Volume 15 • Number 1 • Spring-Summer 2023

Alison Heron Hruby


Saturday afternoon ticks towards
retrieving children from sun-split brick,
radiator-hot buildings –

   split wide open from a late-fall light
   that is pushing on the skin of cold,
   copious snows my very young
   daughter wants.

All that light is streaming through the gape
of the building windows.
And the piano dance music
skims the walls,
skims sweetly
for stairs ascending.

At the pique
I return, glad to see you --
her teacher,
artfully leading restless bodies.
Your hands, startled starfish, tense to concentrate on
plump toes pointed outward,
and I take my usual place,
a filament behind the classroom’s door.

But today,
   the sun moves strangely,
   and you move strangely.
We become two bodies uncommonly aligned here:
iris to iris.

Your eyes,
are rimmed like gold foil coins,
lit by helium fire –
   Some angle has shown me the Gods.

I look down and one of your sneaker shoelaces is untied and frayed and
your dark, pilled sweater is old in this light.
   But I would take it off for you every day,
even though the sun has moved too low in the sky to impress the windows,
even though you have turned around and, now,
   somewhere my tiny daughter waits.

I Wish Your Old Downstairs Was My Downstairs Now


I woke up
to brush my back teeth,
and my neck is sweating,
and the tips of my finger feel
dirty and this body does
not feel
home.

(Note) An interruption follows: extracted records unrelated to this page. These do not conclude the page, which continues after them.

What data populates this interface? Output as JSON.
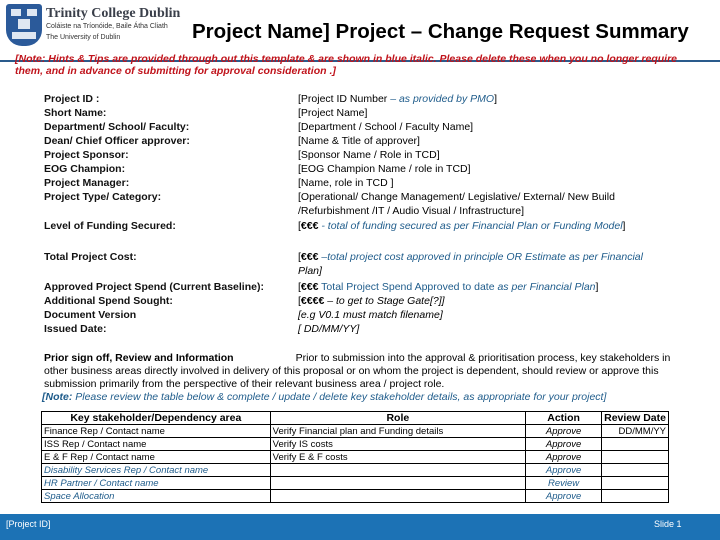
{
  "header": {
    "logo_icon": "trinity-crest-icon",
    "institution_name": "Trinity College Dublin",
    "institution_irish": "Coláiste na Tríonóide, Baile Átha Cliath",
    "institution_sub": "The University of Dublin",
    "title": "Project Name] Project – Change Request Summary"
  },
  "note_red": "[Note: Hints & Tips are provided through out this template & are shown in blue italic. Please delete these when you no longer require them, and in advance of submitting for approval consideration .]",
  "details": [
    {
      "label": "Project ID :",
      "value_plain": "[Project ID Number ",
      "value_hint": "– as provided by PMO",
      "value_end": "]"
    },
    {
      "label": "Short Name:",
      "value_plain": "[Project Name]"
    },
    {
      "label": "Department/ School/ Faculty:",
      "value_plain": "[Department / School / Faculty Name]"
    },
    {
      "label": "Dean/ Chief Officer approver:",
      "value_plain": "[Name & Title of approver]"
    },
    {
      "label": "Project Sponsor:",
      "value_plain": "[Sponsor Name / Role in TCD]"
    },
    {
      "label": "EOG Champion:",
      "value_plain": "[EOG Champion Name / role in TCD]"
    },
    {
      "label": "Project Manager:",
      "value_plain": "[Name, role in TCD ]"
    },
    {
      "label": "Project Type/ Category:",
      "value_plain": "[Operational/ Change Management/ Legislative/ External/ New Build",
      "value_line2": "/Refurbishment /IT / Audio Visual / Infrastructure]"
    },
    {
      "label": "Level of Funding Secured:",
      "value_bold": "€€€",
      "value_hint": " - total of funding secured as per Financial Plan or Funding Model",
      "value_end": "]"
    }
  ],
  "costs": [
    {
      "label": "Total Project Cost:",
      "value_bold": "€€€",
      "value_hint": " –total project cost approved in principle OR Estimate as per Financial",
      "value_line2": "Plan]"
    },
    {
      "label": "Approved Project Spend (Current Baseline):",
      "value_bold": "€€€",
      "value_plain": " Total Project Spend Approved to date ",
      "value_hint": "as per Financial Plan",
      "value_end": "]"
    },
    {
      "label": "Additional Spend Sought:",
      "value_bold": "€€€€",
      "value_hint_dark": " – to get to Stage  Gate[?]]"
    },
    {
      "label": "Document Version",
      "value_hint": "[e.g V0.1 must match filename]"
    },
    {
      "label": "Issued Date:",
      "value_hint": "[ DD/MM/YY]"
    }
  ],
  "prior_signoff": {
    "heading": "Prior sign off, Review and Information",
    "body": "Prior to submission into the approval & prioritisation process, key stakeholders in other business areas directly involved in delivery of this proposal or on whom the project is dependent, should review or approve this submission primarily from the perspective of their relevant business area / project role.",
    "note_label": "[Note:",
    "note_text": " Please review the table below & complete / update / delete key stakeholder details, as appropriate for your project]"
  },
  "stakeholder_table": {
    "headers": [
      "Key stakeholder/Dependency area",
      "Role",
      "Action",
      "Review Date"
    ],
    "rows": [
      {
        "area": "Finance Rep / Contact name",
        "role": "Verify Financial plan and Funding details",
        "action": "Approve",
        "date": "DD/MM/YY",
        "hint": false
      },
      {
        "area": "ISS Rep / Contact  name",
        "role": "Verify IS costs",
        "action": "Approve",
        "date": "",
        "hint": false
      },
      {
        "area": "E & F Rep / Contact name",
        "role": "Verify  E & F costs",
        "action": "Approve",
        "date": "",
        "hint": false
      },
      {
        "area": "Disability Services Rep / Contact name",
        "role": "",
        "action": "Approve",
        "date": "",
        "hint": true
      },
      {
        "area": "HR Partner / Contact name",
        "role": "",
        "action": "Review",
        "date": "",
        "hint": true
      },
      {
        "area": "Space Allocation",
        "role": "",
        "action": "Approve",
        "date": "",
        "hint": true
      }
    ]
  },
  "footer": {
    "left": "[Project ID]",
    "right": "Slide 1"
  },
  "colors": {
    "hint_blue": "#1f5c8b",
    "note_red": "#c0141c",
    "footer_blue": "#1c72b5",
    "rule_blue": "#2a5b8c"
  }
}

Once there
 was your

We were twelve – and
if I could go there this
would turn out different. This
sneak away from heat,
from bones seeped oddly of what might kill me
to downstairs, to somewhere cool,
to your childhood, to the
perfect couch instead of all this dust.

But remember that fight when
your mother hated mine
and the agreement was
that I would still do the
work for your family
friend anyway, to
rock their sweet, small baby to sleep.

I kept some pacts, but
you wouldn’t look at me for days

Now you will (do), but I’m warm, and I cannot sleep.

Alison Heron Hruby is an associate professor of English education at Morehead State University in eastern Kentucky and lives in Lexington with her husband and two teenage children. She is new to submitting poetry for publication.